Siapa bilang MU sudah habis? Setelah kekalahan menyakitkan 1-6 di kandang, jelas mereka bangkit bahkan balik memimpin sampai sempat berjarak 8 poin, setelah akhirnya menjadi 3 poin saja, tetapi justru itu yang membuat seru derby kali ini (kalau masih 8 poin juga orang ogah-ogahan menontonnya, ya… seperti El Clasico sajalah…)

Tetapi banyak yang menjagokan Man City, itu jelas: dilihat dari kualitas skuad, rekor di kandang (sejauh ini di Premier League Man City hanya kehilangan 2 poin di Etihad akibat hasil seri vs Sunderland) dan konsistensi dalam 3 laga terakhir (3 Laga terakhir MC: Menang-Menang-Menang, 3 Laga Terakhir MU: Kalah-Menang-Seri). Tetapi Mu juga layak diapresiasi: dengan skuad rawan cedera dan hanya membeli 3 pemain (selain pengembalian Paul Scholes dari masa pensiun), MU masih bisa berada di papan atas. Bandingkan dengan klub lainnya yang tidak kuat menahan kedigdayaan Manchester. Lagipula MU adalah tim yang pertama menang atas Man City di Etihad musim ini.

Meskipun sepertinya Premier League mengerucut pada balapan dua kuda dari Manchester, tapi jangan pernah lupakan klub lainnya.

Arsenal, misalnya, setelah kekalahan 2-8 sebelum lebaran kontra MU, bangkit dan menguasai posisi 3. Tetangganya, Tottenham, justru harus berebut jatah Play-off dengan Newcastle, dan Chelsea, setelah transisi pelatih seolah menemukan kejayaannya kembali, bahkan berhasil menggusur Barcelona sekaligus mengubur final impian.

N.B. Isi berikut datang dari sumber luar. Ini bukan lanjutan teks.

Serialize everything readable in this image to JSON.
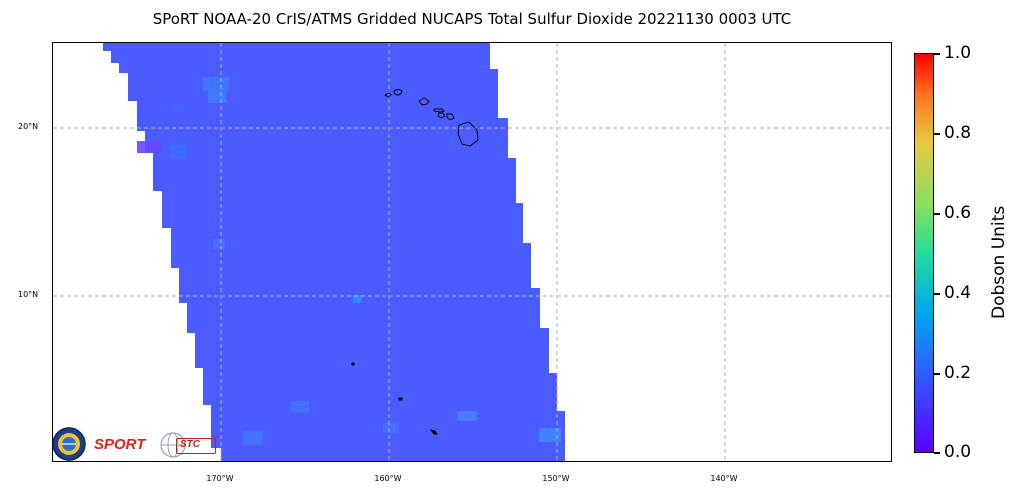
{
  "title": "SPoRT NOAA-20 CrIS/ATMS Gridded NUCAPS Total Sulfur Dioxide 20221130 0003 UTC",
  "map": {
    "lat_labels": [
      "20°N",
      "10°N"
    ],
    "lon_labels": [
      "170°W",
      "160°W",
      "150°W",
      "140°W"
    ],
    "swath_color": "#4a5cff",
    "background": "#ffffff",
    "gridline_color": "#b0b0b0"
  },
  "colorbar": {
    "label": "Dobson Units",
    "ticks": [
      "1.0",
      "0.8",
      "0.6",
      "0.4",
      "0.2",
      "0.0"
    ],
    "min": 0.0,
    "max": 1.0,
    "colormap": "rainbow"
  },
  "logos": {
    "sport": "SPORT",
    "stc": "STC",
    "nasa_icon": "nasa-seal-icon",
    "globe_icon": "globe-icon"
  }
}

Dua klub dari Merseyside ada di bawahnya, tetapi yang membuat saya terkejut adalah Everton berada diatas Liverpool, dimana Liverpool yang setelah menjuarai Piala Carling mengalami penurunan performa. Sementara klub di papan tengah seperti Swansea, Fulham, Stoke, Sunderland, Norwich, dan West Brom sepertinya akan aman di papan tengah.
Yang paling seru biasanya adalah persoalan menghindari degradasi, dimana 6 klub terlibat. Aston Villa (klub ini seharusnya ikut Europa League, tetapi ikut terjerumus ke pusaran degradasi, mungkin, gara-gara kepindahan Ashley Young dan Stewart Downing) dengan poin sama dengan Wigan (akhir-akhir ini klub ini mengejutkan: mengalahkan MU di DW, mengalahkan Liverpool dan Asenal di kandang mereka, dan memukul telak Newcastle 4-0) di posisi 15 dan 16, sepertinya akan aman, tetapi klub dibawahnya, QPR, Blackburn dan Bolton bisa jadi mendobrak. Namun satu hal yang sudah pasti: Wolverhampton pasti degradasi (poin 24 dari 36 laga, jauh dibawah titik aman QPR 34 poin)

Meskipun menang, kedua kubu jangan lantas senang… masih banyak laga sulit menanti.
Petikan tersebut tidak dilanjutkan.